- Taxpayer funds will not bail out Silicon Valley Bank customers, President Joe Biden said Monday.
- Investors, on the other hand, face losses — "That's how capitalism works," he said.
When customers of collapsed Silicon Valley Bank get their deposits back, it won't be taxpayers who pick up the tab, President Joe Biden said in an address Monday morning.
Instead, their funds would be restored through "fees that banks pay into the deposit insurance fund," Biden said, delivering a message that sought to rebuild confidence in the US banking system amid fears of wider collateral damage from SVB's crash on Friday.
Biden also indicated what he said were measures geared toward accountability for SVB's collapse, saying that management would be removed in such cases, and that the investors should bear the risk of losses.
"If the bank is taken over by FDIC, the people running the bank should not work there anymore," he said.
"Investors in the banks will not be protected — they knowingly took a risk, and when the risk didn't pay off, investors lose their money," he added. "That's how capitalism works."
Biden also called for a "full accounting" of the factors that led to SVB's collapse, saying, "in my administration, no one is above the law."
A representative for Silicon Valley Bank did not immediately return Insider's emailed request for comment Monday morning.
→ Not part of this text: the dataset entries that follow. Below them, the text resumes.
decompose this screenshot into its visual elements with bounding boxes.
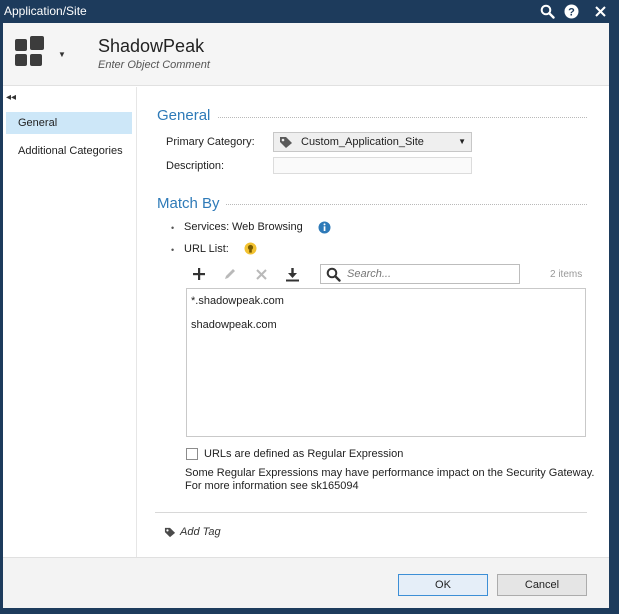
search-icon	[326, 267, 341, 285]
section-divider	[218, 117, 587, 118]
sidebar-item-additional-categories[interactable]: Additional Categories	[6, 140, 132, 162]
add-tag-link[interactable]: Add Tag	[180, 526, 221, 538]
collapse-icon[interactable]: ◂◂	[6, 92, 16, 103]
ok-button[interactable]: OK	[398, 574, 488, 596]
object-header: ▼ ShadowPeak Enter Object Comment	[3, 23, 609, 86]
window-title: Application/Site	[4, 4, 87, 18]
close-icon[interactable]	[591, 2, 609, 20]
regex-note-line2: For more information see sk165094	[185, 480, 359, 492]
bullet-icon: •	[171, 245, 175, 255]
window-frame-right	[609, 23, 619, 614]
window-frame-bottom	[0, 608, 619, 614]
url-list[interactable]: *.shadowpeak.com shadowpeak.com	[186, 288, 586, 437]
application-grid-icon[interactable]	[15, 36, 45, 69]
sidebar-item-general[interactable]: General	[6, 112, 132, 134]
tag-icon	[279, 136, 293, 152]
dialog-footer: OK Cancel	[3, 557, 609, 608]
import-icon[interactable]	[283, 265, 301, 283]
search-icon[interactable]	[538, 2, 556, 20]
object-name[interactable]: ShadowPeak	[98, 36, 204, 57]
services-label: Services:	[184, 221, 230, 233]
edit-icon[interactable]	[221, 265, 239, 283]
url-list-label: URL List:	[184, 243, 229, 255]
list-item[interactable]: shadowpeak.com	[191, 319, 277, 331]
services-value: Web Browsing	[232, 221, 303, 233]
delete-icon[interactable]	[252, 265, 270, 283]
bullet-icon: •	[171, 223, 175, 233]
sidebar: ◂◂ General Additional Categories	[3, 87, 137, 557]
section-title-general: General	[157, 107, 211, 124]
svg-text:?: ?	[568, 6, 575, 18]
chevron-down-icon: ▼	[458, 137, 466, 146]
section-title-match-by: Match By	[157, 195, 220, 212]
regex-checkbox-label[interactable]: URLs are defined as Regular Expression	[204, 448, 403, 460]
tag-icon[interactable]	[164, 527, 176, 541]
url-search-box[interactable]	[320, 264, 520, 284]
primary-category-select[interactable]: Custom_Application_Site ▼	[273, 132, 472, 152]
chevron-down-icon[interactable]: ▼	[58, 50, 66, 59]
section-divider	[226, 204, 587, 205]
regex-note-line1: Some Regular Expressions may have perfor…	[185, 467, 595, 479]
divider	[155, 512, 587, 513]
help-icon[interactable]: ?	[562, 2, 580, 20]
items-count: 2 items	[550, 269, 583, 280]
primary-category-value: Custom_Application_Site	[301, 136, 424, 148]
add-icon[interactable]	[190, 265, 208, 283]
object-comment-field[interactable]: Enter Object Comment	[98, 59, 210, 71]
list-item[interactable]: *.shadowpeak.com	[191, 295, 284, 307]
primary-category-label: Primary Category:	[166, 136, 255, 148]
main-panel: General Primary Category: Custom_Applica…	[138, 87, 609, 557]
search-input[interactable]	[347, 267, 513, 281]
window-title-bar: Application/Site ?	[0, 0, 619, 23]
description-label: Description:	[166, 160, 225, 172]
regex-checkbox[interactable]	[186, 448, 198, 460]
description-input[interactable]	[273, 157, 472, 174]
cancel-button[interactable]: Cancel	[497, 574, 587, 596]
lightbulb-icon[interactable]	[244, 242, 257, 259]
info-icon[interactable]	[318, 221, 331, 237]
In the chaotic aftermath of SVB's takeover by the Federal Deposit Insurance Corporation, New York regulators separately closed down Signature Bank over the weekend, setting off more alarms over the health of the banking system.
SVB's abrupt crash, which unfolded within days, had sent startups who had relied on their sector's trusted institution scrambling to figure out how to pay employees.
On Sunday, Treasury Secretary Janet Yellen and other federal officials said they moved to protect depositors of both, SVB and Signature Bank, saying that banks would foot the bill.